Con: You may be required to withdraw a certain amount

Yet another way that a HELOC differs from a credit card is that, once you've opened up this line of credit, you may be required to use a certain minimum amount right away. With a credit card, you can leave it untouched and not charge anything and the worst that could happen is the bank canceling it due to inactivity. If you're worried about this happening, you can keep easily keep your card active by charging something so small as a Happy Meal.

With a HELOC, on the other hand, some lenders may require you to initially withdraw a portion of the funds from the account. What's more, you can't just use them for a burger and fries — unless you're buying for an entire stadium's worth of people. Plus, if the initial withdrawal amount is a large portion of your credit line, it's possible you won't have a ton of available credit to reserve for a rainy day.

Con: Reduces your amount of equity

You put down 20%, pay a little extra every month, and if you're really fortunate, housing prices have gone up so that your property is now worth quite a bit more than you paid for it. Let's say you now have 50% equity in a home worth $200,000 — that means that your equity stake is $100,000. Well, at least, it is right up until the time you borrow against it. Take out a HELOC of $85,000 and suddenly you only have $15,000 equity left in your home.

Reducing your equity can be a bit of a risk in an uncertain housing market. If your home's value drops below your mortgage's and HELOC's combined balances, you may end up owing more than your home is worth. However, should you be looking to shelter your assets from creditors, a HELOC may make your property less desirable for them to go after. Most states protect a certain amount of home equity, so taking out a HELOC for that specific purpose may not be necessary and is probably not something you should rush into without exploring all of your options as well as their ramifications.

Con: You could lose access to the funds

Once your application for a HELOC is approved and the funds are made accessible, they're yours to make use of for the entire draw period, right? Not necessarily. If you obtain a home loan, the entire amount you borrowed is in your hands right away, but the potential funds in a HELOC are subject to change at the bank's discretion. This means that it's possible that before the draw period is up, you could be notified that your line of credit has been reduced or even -– brrr!! — frozen.

A HELOC can be reduced or frozen under certain circumstances such as you losing your job, undergoing an expensive divorce, or suffering a big drop in your credit rating (perhaps by robbing Peter to pay Paul as you fail to make timely payments on other debt in order to keep up the HELOC payments). 

You could also lose access to your equity-backed credit line if your home's value tanks. Even if your credit line is frozen, you'll still need to pay down the amount you've already borrowed as well as any interest assessed. But you may want to contact the lender to either appeal the decision or see what you can do to remedy the circumstances that led to it.

Con: You could lose your home if you default

The main reason why a home equity line of credit may not be the best financial product for you is that your home is the collateral.
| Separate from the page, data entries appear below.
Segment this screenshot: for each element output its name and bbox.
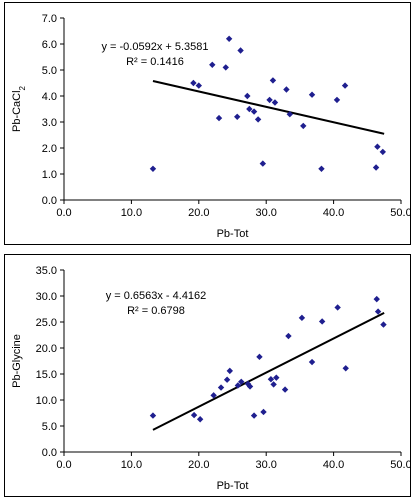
x-tick-label: 40.0: [323, 459, 344, 471]
x-tick-label: 0.0: [56, 207, 71, 219]
y-tick-label: 20.0: [36, 343, 57, 355]
x-tick-label: 10.0: [121, 207, 142, 219]
data-point: [373, 295, 380, 303]
data-point: [286, 111, 293, 118]
data-point: [318, 165, 325, 172]
data-point: [374, 308, 382, 315]
trendline: [152, 80, 385, 135]
data-point: [256, 353, 263, 361]
data-point: [246, 105, 253, 113]
data-point: [195, 82, 202, 89]
x-tick-label: 30.0: [255, 459, 276, 471]
data-point: [149, 165, 157, 172]
data-point: [298, 314, 306, 322]
y-tick-label: 4.0: [42, 91, 57, 103]
y-tick-label: 2.0: [42, 143, 57, 155]
y-axis-title: Pb-CaCl2: [11, 85, 27, 132]
y-tick-label: 30.0: [36, 291, 57, 303]
data-point: [270, 381, 277, 388]
data-point: [215, 114, 223, 122]
data-point: [254, 116, 262, 123]
y-tick-label: 15.0: [36, 369, 57, 381]
data-point: [250, 108, 258, 115]
data-point: [341, 82, 349, 89]
data-point: [372, 164, 380, 171]
x-tick-label: 10.0: [121, 459, 142, 471]
y-axis-title-subscript: 2: [18, 85, 27, 90]
x-tick-label: 20.0: [188, 207, 209, 219]
data-point: [250, 412, 258, 419]
x-tick-label: 50.0: [390, 207, 410, 219]
x-tick-label: 20.0: [188, 459, 209, 471]
y-axis-title: Pb-Glycine: [11, 334, 23, 388]
data-point: [210, 392, 217, 399]
r-squared-label: R² = 0.6798: [127, 305, 185, 317]
scatter-chart-pb-glycine: 0.0 5.0 10.0 15.0 20.0 25.0 30.0 35.0 0.0 10.0 20.…: [11, 265, 410, 492]
x-tick-label: 0.0: [56, 459, 71, 471]
data-point: [271, 99, 279, 106]
data-point: [190, 411, 198, 419]
data-point: [222, 64, 229, 71]
scatter-chart-pb-cacl2: 0.0 1.0 2.0 3.0 4.0 5.0 6.0 7.0 0.0 10.0 20.0 30.0 4…: [11, 13, 410, 240]
data-point: [234, 113, 241, 120]
data-point: [196, 416, 204, 423]
data-point: [209, 61, 216, 68]
y-tick-label: 7.0: [42, 13, 57, 25]
data-point: [190, 79, 197, 87]
trendline: [152, 311, 385, 431]
data-point: [308, 358, 316, 366]
r-squared-label: R² = 0.1416: [126, 56, 184, 68]
data-point: [238, 378, 245, 385]
data-point: [285, 332, 292, 340]
data-point: [266, 96, 273, 104]
y-tick-label: 25.0: [36, 317, 57, 329]
data-point: [226, 367, 234, 375]
data-point: [223, 376, 231, 383]
y-tick-label: 3.0: [42, 117, 57, 129]
data-point: [269, 77, 277, 84]
trendline-equation: y = 0.6563x - 4.4162: [106, 290, 207, 302]
data-point: [380, 321, 387, 328]
y-tick-label: 0.0: [42, 195, 57, 207]
data-point: [217, 384, 225, 391]
y-tick-label: 5.0: [42, 65, 57, 77]
data-point: [379, 148, 387, 156]
x-axis-title: Pb-Tot: [217, 228, 249, 240]
x-tick-label: 40.0: [323, 207, 344, 219]
data-point: [308, 91, 316, 98]
x-axis-title: Pb-Tot: [217, 480, 249, 492]
data-point: [300, 122, 307, 130]
data-point: [260, 408, 267, 416]
data-point: [374, 143, 381, 150]
y-tick-label: 10.0: [36, 395, 57, 407]
data-point: [237, 47, 244, 54]
data-point: [244, 92, 251, 100]
data-point: [283, 86, 290, 93]
y-tick-label: 5.0: [42, 421, 57, 433]
x-tick-label: 50.0: [390, 459, 410, 471]
data-point: [273, 374, 280, 381]
data-point: [149, 412, 157, 419]
data-point: [333, 96, 341, 104]
data-point: [259, 160, 267, 167]
data-point: [267, 376, 275, 383]
y-tick-label: 6.0: [42, 39, 57, 51]
y-tick-label: 35.0: [36, 265, 57, 277]
data-point: [246, 383, 254, 390]
y-tick-label: 0.0: [42, 447, 57, 459]
data-point: [225, 35, 233, 42]
chart-panel-pb-glycine: 0.0 5.0 10.0 15.0 20.0 25.0 30.0 35.0 0.0 10.0 20.…: [4, 254, 411, 497]
chart-panel-pb-cacl2: 0.0 1.0 2.0 3.0 4.0 5.0 6.0 7.0 0.0 10.0 20.0 30.0 4…: [4, 2, 411, 245]
trendline-equation: y = -0.0592x + 5.3581: [101, 41, 208, 53]
data-point: [318, 318, 326, 325]
data-point: [334, 304, 341, 311]
data-point: [281, 386, 289, 393]
y-tick-label: 1.0: [42, 169, 57, 181]
data-point: [234, 382, 242, 389]
data-point: [342, 365, 349, 372]
x-tick-label: 30.0: [255, 207, 276, 219]
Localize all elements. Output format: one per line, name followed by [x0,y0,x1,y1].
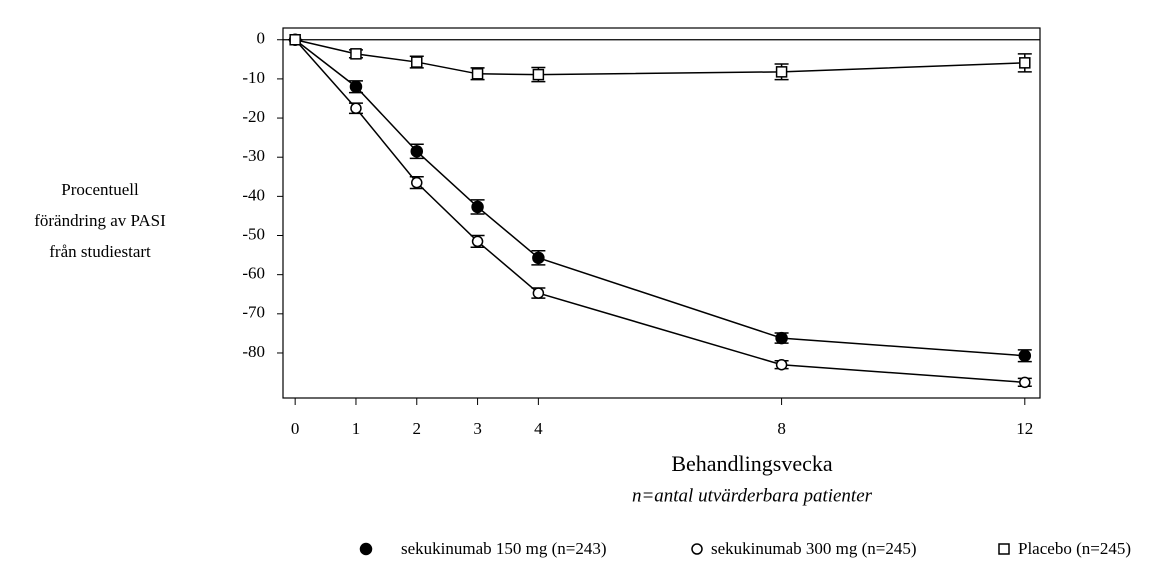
marker [471,68,484,80]
legend-label: Placebo (n=245) [1018,539,1131,558]
y-tick-label: -60 [242,264,265,283]
legend-label: sekukinumab 150 mg (n=243) [401,539,607,558]
x-axis-note: n=antal utvärderbara patienter [632,485,873,506]
marker [411,56,423,68]
legend-label: sekukinumab 300 mg (n=245) [711,539,917,558]
marker [775,358,788,371]
x-tick-label: 2 [413,419,422,438]
x-tick-label: 3 [473,419,482,438]
legend-marker [359,542,373,556]
series-line [294,39,1025,76]
y-axis-label: Procentuell [61,180,139,199]
y-tick-label: -50 [242,224,265,243]
marker [350,102,362,115]
marker [471,200,484,214]
marker [349,80,363,93]
x-tick-label: 0 [291,419,300,438]
y-axis-label: förändring av PASI [34,211,166,230]
legend-marker [998,543,1010,555]
y-tick-label: -20 [242,107,265,126]
marker [411,176,423,189]
legend-marker [691,543,703,555]
y-tick-label: 0 [257,29,266,48]
x-axis-label: Behandlingsvecka [671,451,833,476]
marker [350,48,362,60]
marker [775,66,788,78]
marker [1019,376,1031,389]
marker [532,68,545,81]
marker [1019,57,1031,69]
marker [471,235,484,248]
x-tick-label: 8 [777,419,786,438]
y-axis-label: från studiestart [49,242,151,261]
marker [532,287,545,299]
marker [289,33,301,46]
series-line [294,39,1025,357]
marker [775,331,788,345]
plot-frame [282,27,1041,399]
x-tick-label: 1 [352,419,361,438]
marker [1018,349,1032,362]
y-tick-label: -40 [242,185,265,204]
y-tick-label: -70 [242,303,265,322]
y-tick-label: -30 [242,146,265,165]
y-tick-label: -80 [242,342,265,361]
x-tick-label: 12 [1016,419,1033,438]
marker [532,251,545,265]
series-line [294,39,1025,384]
y-tick-label: -10 [242,68,265,87]
x-tick-label: 4 [534,419,543,438]
marker [410,145,424,158]
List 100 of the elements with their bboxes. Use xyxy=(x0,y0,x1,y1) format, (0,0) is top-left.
This means that if you fail to keep up the payments, the lender may move to foreclose on your home. That's what it means to borrow against the equity — your stake in your home guarantees payback of the loan, but if you won't pony up the cash, the only way for the bank to get that equity may be to force a sale of the property.

Even if there's no foreclosure, which may be the case if the home's value has decreased to the point where you no longer have equity, you're not off the hook. The bank may sell the debt to a debt collector or they may pursue legal action against you. In order to avoid such drastic actions, you may be able to refinance your first mortgage to pay off the HELOC or you may be eligible for some type of loan modification program. Bankruptcy procedures might also be considered as a last resort, but only if you've obtained proper legal advice.